The excursion goes to the catacombs. There they separate from the group. Father Brown has worked out that the priest is Flambeau as he ordered a ham sandwich (on a Friday). Nevertheless, Flambeau overpowers him and steals the cross, leaving Brown tied against a pile of bones. Flambeau changes disguise and gets past the two police who wait at the entrance.

Father Brown convinces his friend, Lady Warren, to auction an important silver chess set to lure Flambeau into stealing it. They expect him to appear in disguise at the auction. He does, but not as a bidder: Flambeau is the porter who carries the set out of the room after the bidding concludes. But Flambeau returns the set to Lady Warren to prove a point. When the police arrive at the door Flambeau and Brown remove all the milk from the back of a milk van to make it look as if they needed the space. This diversion makes the police follow the van and Brown and Flambeau escape.

Brown starts researching Flambeau in the library (breaking his glasses in this task) and finds a link to Fleurency in the Burgundy region of France. He then goes there. At a wine festival, he finds Flambeau but Flambeau slips away. The next day he finds the old chateau and asks for "the duke." He is told he is not home.
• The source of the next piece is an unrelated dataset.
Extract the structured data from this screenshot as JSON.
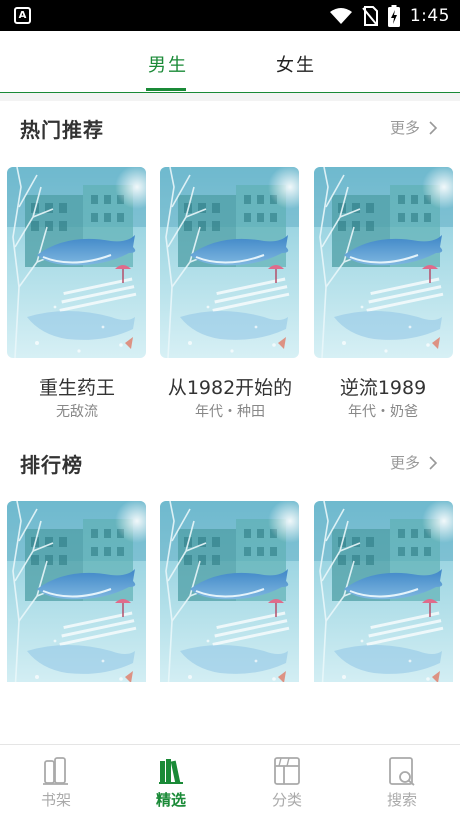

He slips into the inner courtyard disguised as an old woman on a cart of grapes.

On entering the chateau he finds signs of habitation but the chateau is ruinous. He discovers a secret door in the back of the big kitchen fireplace and Flambeau asks him to enter. Inside he has a priceless art collection. He gives Brown the stolen cross. The police arrive and Flambeau flees through the window. His art collection is retrieved by the police and displayed in the Louvre.

Back in England, Father Brown gives a sermon on the Prodigal Son. Flambeau enters and sits next to Lady Warren.

==Production==
It is based on G. K. Chesterton's Father Brown character, who had featured in a number of stories between 1911 and 1935.

The movie was the first production from Facet Productions headed by Paul F Moss and Vincent Cox. In May 1953 it was announced Alec Guinness would play the title role and that the stories were being adapted by Moss' wife Thelma Schnee but the screenplay was being prepared by Alec Coppel, Victor Kenning and Schnee.

The eventual screenplay adaptation was based loosely on the Father Brown story, "The Blue Cross." Although credited to Thelma Schnee and director Robert Hamer, it was actually co-written by Schnee and blacklisted screenwriter Maurice Rapf.

Moss died after an operation on 13 June 1954 - his wife had given birth that month to their daughter.
==Reception==
===Critical reception===
Variety said the film was "distinguished mainly by the excellent casting of Alec Guinness in the title role."

The New York Times found it "a leisurely, good-humored film." Leonard Maltin called it "another British gem, superbly cast."

Sight and Sound called it "a little classic of its kind".

Pauline Kael thought Father Brown "is perhaps too facile a role for Alec Guinness, and he shows a hitherto unsuspected tendency toward endearing, owlish coyness. But the film is an amusing series of chases, well directed... and well acted."

===Box office===
According to Kinematograph Weekly, the film was a "money maker" at the British box office in 1954.